2. Play-based learning using a multisensory approach
Another way to give students background information about a text is to play a game. Students love games because they make learning fun. Games create anticipation and friendly competition, both of which are highly engaging and cause students to develop positive, memorable connections to the material.
For example, when my class was reading the play version of A Christmas Carol, I wanted my students to understand what Victorian London was like at the time in which the play was set. So, I set up a game for which I wrote down roughly 25 facts and “fictions” about this time period. I stapled each one inside a manila folder with a number on the outside. I handed out the folders to every student in the room and randomly selected a student to come to the front of the room.
Then, I asked all the students in their seats to hold up their folders. The one at the front of the room picked a number. The student holding that numbered folder read their information out loud, and the person at the front had decided whether it was a fact or “fiction.” If they were correct, they got to hold the folder and pick again. If the student answered incorrectly, then the one who was holding the folder kept it and came up to the front to have a turn. I continued this process until all the facts and “fictions” had been revealed.
Of course, we stopped and talked about some of the topics along the way. My students were horrified to learn that they were old enough to have been sent to work in a factory in Dickens’s time! As you can imagine, this was an activity that stuck with them and helped inform their understanding of A Christmas Carol in a much richer way.
3. Create impactful memories
The last memorable way to build background knowledge is to have a kind of event in the classroom. One day I really wanted to drive home the importance of accountable talk in partner or small-group discussions of literature. So, I came to school with one ponytail on the side of my head, one long sock and one short sock, my shirt on backwards, and two different shoes.
My students were all murmuring about me as they entered the classroom, and I pretended that it was just any old day. As I began class, I said sheepishly, “Is something wrong?” Then nervous laughter rang out as one small voice said, “Mrs. Spangler, did you get up late this morning?” I asked, “Why?” “Well, your shirt might be on backwards.” “Oh, my goodness! How can you tell?” The student then told me they could see the tag of my shirt. I responded with, “Thank you so much for telling me and for being so kind about it! Did I miss anything else?” Soon others were willing to politely offer me specific suggestions to tidy myself up.
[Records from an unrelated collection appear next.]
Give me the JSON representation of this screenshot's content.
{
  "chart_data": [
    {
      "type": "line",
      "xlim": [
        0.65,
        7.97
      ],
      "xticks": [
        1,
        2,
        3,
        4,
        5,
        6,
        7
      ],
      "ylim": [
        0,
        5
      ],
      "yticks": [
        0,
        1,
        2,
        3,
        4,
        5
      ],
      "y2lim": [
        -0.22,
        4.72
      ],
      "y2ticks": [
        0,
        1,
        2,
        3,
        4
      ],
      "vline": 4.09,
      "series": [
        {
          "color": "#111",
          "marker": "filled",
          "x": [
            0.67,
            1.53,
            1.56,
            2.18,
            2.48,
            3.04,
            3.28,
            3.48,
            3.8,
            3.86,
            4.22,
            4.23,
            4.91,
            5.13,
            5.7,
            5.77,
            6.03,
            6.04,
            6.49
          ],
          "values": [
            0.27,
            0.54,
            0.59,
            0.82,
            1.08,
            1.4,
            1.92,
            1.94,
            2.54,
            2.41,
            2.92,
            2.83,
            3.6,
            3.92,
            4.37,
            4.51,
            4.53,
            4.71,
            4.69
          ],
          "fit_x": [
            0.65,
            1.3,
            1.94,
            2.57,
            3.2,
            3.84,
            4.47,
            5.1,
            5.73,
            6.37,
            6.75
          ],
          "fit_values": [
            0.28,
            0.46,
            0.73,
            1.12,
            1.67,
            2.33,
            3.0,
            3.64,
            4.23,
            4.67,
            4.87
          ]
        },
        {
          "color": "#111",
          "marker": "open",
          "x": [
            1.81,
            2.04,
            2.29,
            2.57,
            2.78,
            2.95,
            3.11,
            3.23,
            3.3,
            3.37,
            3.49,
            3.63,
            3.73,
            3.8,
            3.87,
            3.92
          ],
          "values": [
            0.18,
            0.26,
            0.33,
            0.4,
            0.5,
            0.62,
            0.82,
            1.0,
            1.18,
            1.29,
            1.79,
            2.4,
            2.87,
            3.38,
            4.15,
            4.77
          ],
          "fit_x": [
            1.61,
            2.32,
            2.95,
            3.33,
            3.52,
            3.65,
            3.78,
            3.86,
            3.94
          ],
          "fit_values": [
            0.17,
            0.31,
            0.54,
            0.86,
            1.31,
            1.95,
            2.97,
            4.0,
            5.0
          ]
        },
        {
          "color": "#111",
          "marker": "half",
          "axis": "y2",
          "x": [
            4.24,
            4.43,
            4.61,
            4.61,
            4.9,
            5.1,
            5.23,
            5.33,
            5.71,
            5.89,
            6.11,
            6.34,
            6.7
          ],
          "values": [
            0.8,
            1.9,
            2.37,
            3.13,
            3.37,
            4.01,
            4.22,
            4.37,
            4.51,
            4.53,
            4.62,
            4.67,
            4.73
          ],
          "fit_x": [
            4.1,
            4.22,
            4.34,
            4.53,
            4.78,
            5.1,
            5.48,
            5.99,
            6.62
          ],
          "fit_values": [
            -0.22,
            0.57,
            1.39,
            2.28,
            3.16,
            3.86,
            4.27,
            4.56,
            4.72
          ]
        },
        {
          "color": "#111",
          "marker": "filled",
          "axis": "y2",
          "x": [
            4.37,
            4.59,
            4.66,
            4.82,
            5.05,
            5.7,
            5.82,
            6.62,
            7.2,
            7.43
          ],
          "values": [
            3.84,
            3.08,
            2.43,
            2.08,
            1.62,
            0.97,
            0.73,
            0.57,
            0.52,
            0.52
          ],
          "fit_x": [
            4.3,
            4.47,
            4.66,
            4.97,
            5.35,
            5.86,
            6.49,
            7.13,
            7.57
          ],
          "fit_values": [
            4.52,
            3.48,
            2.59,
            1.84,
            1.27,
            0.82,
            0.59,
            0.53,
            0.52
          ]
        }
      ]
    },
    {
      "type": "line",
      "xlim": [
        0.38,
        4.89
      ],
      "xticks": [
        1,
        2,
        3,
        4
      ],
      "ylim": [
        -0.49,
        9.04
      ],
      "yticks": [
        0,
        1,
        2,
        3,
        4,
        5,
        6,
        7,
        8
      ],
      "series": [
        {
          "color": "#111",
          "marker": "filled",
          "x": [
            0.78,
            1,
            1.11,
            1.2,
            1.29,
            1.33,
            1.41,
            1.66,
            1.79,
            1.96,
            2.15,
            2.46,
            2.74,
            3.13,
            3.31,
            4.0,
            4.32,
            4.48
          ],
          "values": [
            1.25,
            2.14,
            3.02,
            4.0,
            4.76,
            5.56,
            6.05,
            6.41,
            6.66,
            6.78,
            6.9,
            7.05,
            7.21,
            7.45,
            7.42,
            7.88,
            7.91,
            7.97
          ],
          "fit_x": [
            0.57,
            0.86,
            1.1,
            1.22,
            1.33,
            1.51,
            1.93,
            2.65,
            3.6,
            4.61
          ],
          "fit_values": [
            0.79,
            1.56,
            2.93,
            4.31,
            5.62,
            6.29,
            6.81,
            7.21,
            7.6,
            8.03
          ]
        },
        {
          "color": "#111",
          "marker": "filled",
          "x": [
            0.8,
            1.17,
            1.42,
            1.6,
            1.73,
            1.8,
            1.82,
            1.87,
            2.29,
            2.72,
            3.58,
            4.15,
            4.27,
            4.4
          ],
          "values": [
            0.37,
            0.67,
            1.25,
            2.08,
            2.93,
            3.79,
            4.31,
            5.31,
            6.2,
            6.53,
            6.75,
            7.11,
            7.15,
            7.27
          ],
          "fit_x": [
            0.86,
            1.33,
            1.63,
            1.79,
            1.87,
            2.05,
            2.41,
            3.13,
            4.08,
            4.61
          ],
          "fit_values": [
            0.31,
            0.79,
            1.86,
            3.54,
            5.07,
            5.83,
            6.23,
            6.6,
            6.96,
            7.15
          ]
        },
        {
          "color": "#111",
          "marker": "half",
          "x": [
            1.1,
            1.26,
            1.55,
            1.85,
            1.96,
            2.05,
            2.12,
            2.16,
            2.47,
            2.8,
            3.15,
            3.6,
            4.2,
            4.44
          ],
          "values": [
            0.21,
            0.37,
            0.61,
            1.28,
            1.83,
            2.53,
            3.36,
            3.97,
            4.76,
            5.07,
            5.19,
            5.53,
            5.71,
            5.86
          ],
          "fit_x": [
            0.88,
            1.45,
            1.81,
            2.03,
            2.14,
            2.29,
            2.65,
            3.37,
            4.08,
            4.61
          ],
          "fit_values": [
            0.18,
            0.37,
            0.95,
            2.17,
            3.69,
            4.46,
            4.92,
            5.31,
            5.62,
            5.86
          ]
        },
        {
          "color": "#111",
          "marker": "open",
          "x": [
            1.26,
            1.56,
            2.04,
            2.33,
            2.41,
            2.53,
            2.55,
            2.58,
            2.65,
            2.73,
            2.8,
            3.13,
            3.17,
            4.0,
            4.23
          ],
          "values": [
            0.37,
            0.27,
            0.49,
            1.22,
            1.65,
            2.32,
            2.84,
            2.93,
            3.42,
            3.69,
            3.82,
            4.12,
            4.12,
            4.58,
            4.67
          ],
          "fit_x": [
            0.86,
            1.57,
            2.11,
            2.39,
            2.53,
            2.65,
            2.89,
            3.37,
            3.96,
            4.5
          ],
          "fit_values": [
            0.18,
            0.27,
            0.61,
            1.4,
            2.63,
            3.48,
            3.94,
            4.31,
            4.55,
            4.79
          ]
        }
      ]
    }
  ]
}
Once I was sorted, I told my students that I did this on purpose because this is how accountable talk should work: “One person should ask a question politely, and the other should respond, equally as kindly and with a high level of detail. Otherwise, how could someone know that their shirt was on backwards? They might not know their tag was sticking out and might just think others were laughing for no good reason.” This experience made the expectations for discussing literature easier to understand because now my students had a model to refer to when they were meeting in small groups. It also created stronger conversations because they had a procedure to follow for taking turns asking and responding to questions.
Providing my students with pre‑reading strategies as outlined above led to better understanding of difficult material. Whenever we read about something that may be a bit thorny to understand, I can refer back to what we did to pre‑read and remind the students that they know something about this topic: “What do remember from our (graphic organizer/game/event)? See? You know things about this text!” This not only serves to build reader confidence, but also helps to create stronger conversations for current and future literature studies—all thanks to a little pre‑reading.